After the video of Kappa Sigma circulated around the internet a cease and desist letter was issued to them as well as another fraternity on campus. The problems of reopening aren’t just exclusive to KU.

“Most friends are in my sorority, so we all live together, but I’m assuming there probably are people [and houses] having parties,” Siebert said. “In Aggieville, which is our bar district, they had some problems [with reopening], but Riley County shut it down. They’ve been starting to do like citations [for bars not following guidelines]. There was an outbreak at Phi Delt that made pretty big news. They had to quarantined all of the guys [in the house]. I know they’re taking it pretty seriously, considering they were the first outbreak on campus.”

Likewise, JCCC has all of the same precautions as the previous two colleges, yet they’ve reported significantly less COVID cases. Taking into consideration that there is no housing or Greek life on campus, it’s no surprise that JCCC would have less cases however, no school has had a smooth transition this semester.

JCCC student, Cody Andrews transferred from KSU after having a scholarship fall through due to the COVID crisis. Additionally, Andrews didn’t feel comfortable attending a university that had no plan on how it would handle the Fall semester.

“[It’s been] frustrating,” Andrews said. Not a lot of [teachers] necessarily know like how to use the technology. They have a little bit of experience from last semester and the summer semester, but they don’t fully know. If they do, it’s still really hard and it takes almost double the amount of time [to do one thing] than it would if it was actually in-person. I can’t really focus because it’s not a learning environment. There are distractions in your own home that you can’t really help or wherever you happen to be at that moment. It’s really frustrating and I don’t think anyone is getting the full amount of what they’re paying for.”

Like many students who are at home this semester watching how each school navigates the pandemic, Andrews feels as though the schools are not being as responsible as they should.
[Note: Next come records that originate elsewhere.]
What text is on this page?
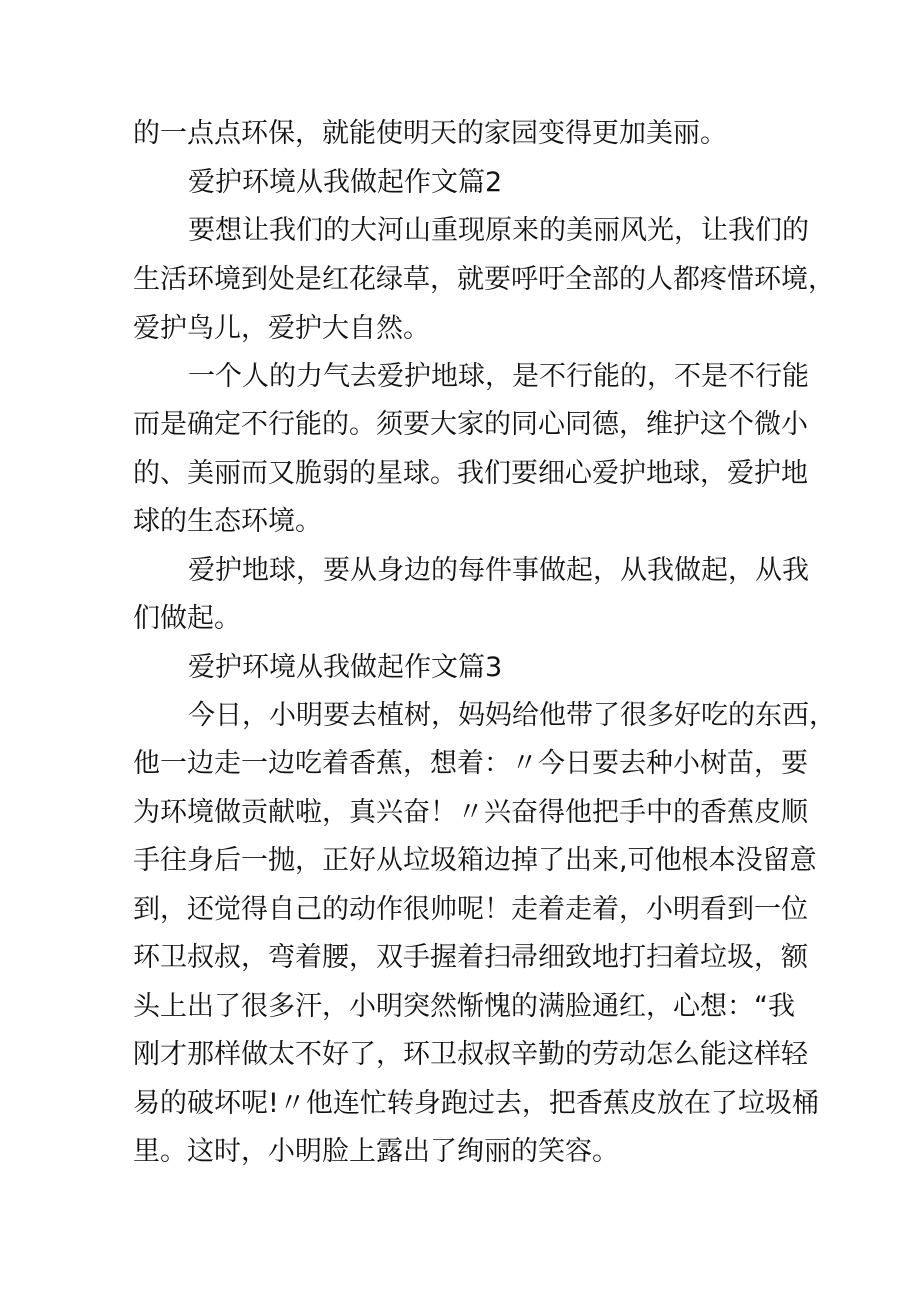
的一点点环保，就能使明天的家园变得更加美丽。
爱护环境从我做起作文篇2
要想让我们的大河山重现原来的美丽风光，让我们的
生活环境到处是红花绿草，就要呼吁全部的人都疼惜环境，
爱护鸟儿，爱护大自然。
一个人的力气去爱护地球，是不行能的，不是不行能
而是确定不行能的。须要大家的同心同德，维护这个微小
的、美丽而又脆弱的星球。我们要细心爱护地球，爱护地
球的生态环境。
爱护地球，要从身边的每件事做起，从我做起，从我
们做起。
爱护环境从我做起作文篇3
今日，小明要去植树，妈妈给他带了很多好吃的东西，
他一边走一边吃着香蕉，想着：〃今日要去种小树苗，要
为环境做贡献啦，真兴奋！〃兴奋得他把手中的香蕉皮顺
手往身后一抛，正好从垃圾箱边掉了出来,可他根本没留意
到，还觉得自己的动作很帅呢！走着走着，小明看到一位
环卫叔叔，弯着腰，双手握着扫帚细致地打扫着垃圾，额
头上出了很多汗，小明突然惭愧的满脸通红，心想：“我
刚才那样做太不好了，环卫叔叔辛勤的劳动怎么能这样轻
易的破坏呢!〃他连忙转身跑过去，把香蕉皮放在了垃圾桶
里。这时，小明脸上露出了绚丽的笑容。
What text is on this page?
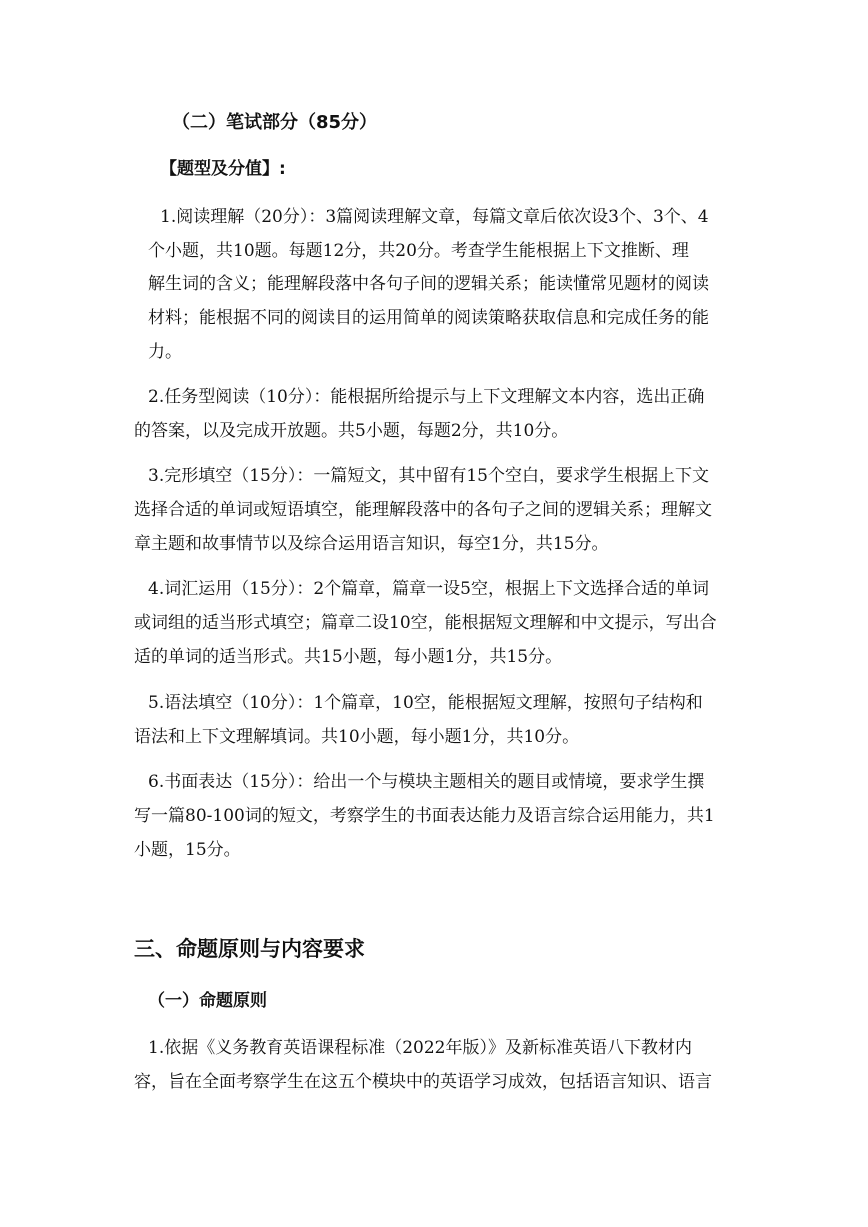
（二）笔试部分（85分）
【题型及分值】:
1.阅读理解（20分）：3篇阅读理解文章，每篇文章后依次设3个、3个、4
个小题，共10题。每题12分，共20分。考查学生能根据上下文推断、理
解生词的含义；能理解段落中各句子间的逻辑关系；能读懂常见题材的阅读
材料；能根据不同的阅读目的运用简单的阅读策略获取信息和完成任务的能
力。
2.任务型阅读（10分）：能根据所给提示与上下文理解文本内容，选出正确
的答案，以及完成开放题。共5小题，每题2分，共10分。
3.完形填空（15分）：一篇短文，其中留有15个空白，要求学生根据上下文
选择合适的单词或短语填空，能理解段落中的各句子之间的逻辑关系；理解文
章主题和故事情节以及综合运用语言知识，每空1分，共15分。
4.词汇运用（15分）：2个篇章，篇章一设5空，根据上下文选择合适的单词
或词组的适当形式填空；篇章二设10空，能根据短文理解和中文提示，写出合
适的单词的适当形式。共15小题，每小题1分，共15分。
5.语法填空（10分）：1个篇章，10空，能根据短文理解，按照句子结构和
语法和上下文理解填词。共10小题，每小题1分，共10分。
6.书面表达（15分）：给出一个与模块主题相关的题目或情境，要求学生撰
写一篇80-100词的短文，考察学生的书面表达能力及语言综合运用能力，共1
小题，15分。
三、命题原则与内容要求
（一）命题原则
1.依据《义务教育英语课程标准（2022年版）》及新标准英语八下教材内
容，旨在全面考察学生在这五个模块中的英语学习成效，包括语言知识、语言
“They’re handling it more as a business,” Andrews said. “They don’t want to lose money that they put into sports that have been planned for so many years. KU is a little embarrassing for Kansas especially, because they’re pretending as if their Greek life wouldn’t do that. No one is really thinking about it like they should. If we want to keep rates down, then why are we opening [our colleges]. Not everything needs to open; I don’t need to go shopping for clothes or sit inside of a restaurant and I don’t need to go to classes that can easily be taught online. If they put the same amount of money into their online classes as the sports teams no problems would occur, but they’re not going to do that because that’s less money in their pocket.”

As the semester continues and COVID cases go up the likelihood of all campuses closing again becomes more of a reality.

“As everyone has seen cases are rising in Douglas County because of KU,” Goetting said. “I don’t know if KU will be the first school to send people home. I think if other schools such as Mizzou, University of Nebraska or Iowa State start sending people home in the next few weeks, we’ll probably follow and so will K-State. If I’m being completely honest, I am still very frustrated with KU as a whole, because they knew putting students on campus would interfere with their health. They knew people would get sick because its inventible. I think if, a 19-year-old undergrad student, can understand that going back [to campus] is not a good idea, then a 40-year-old chancellor should know that. I think KU is handling it well considering, but I think it could’ve all been avoided if we were remote.”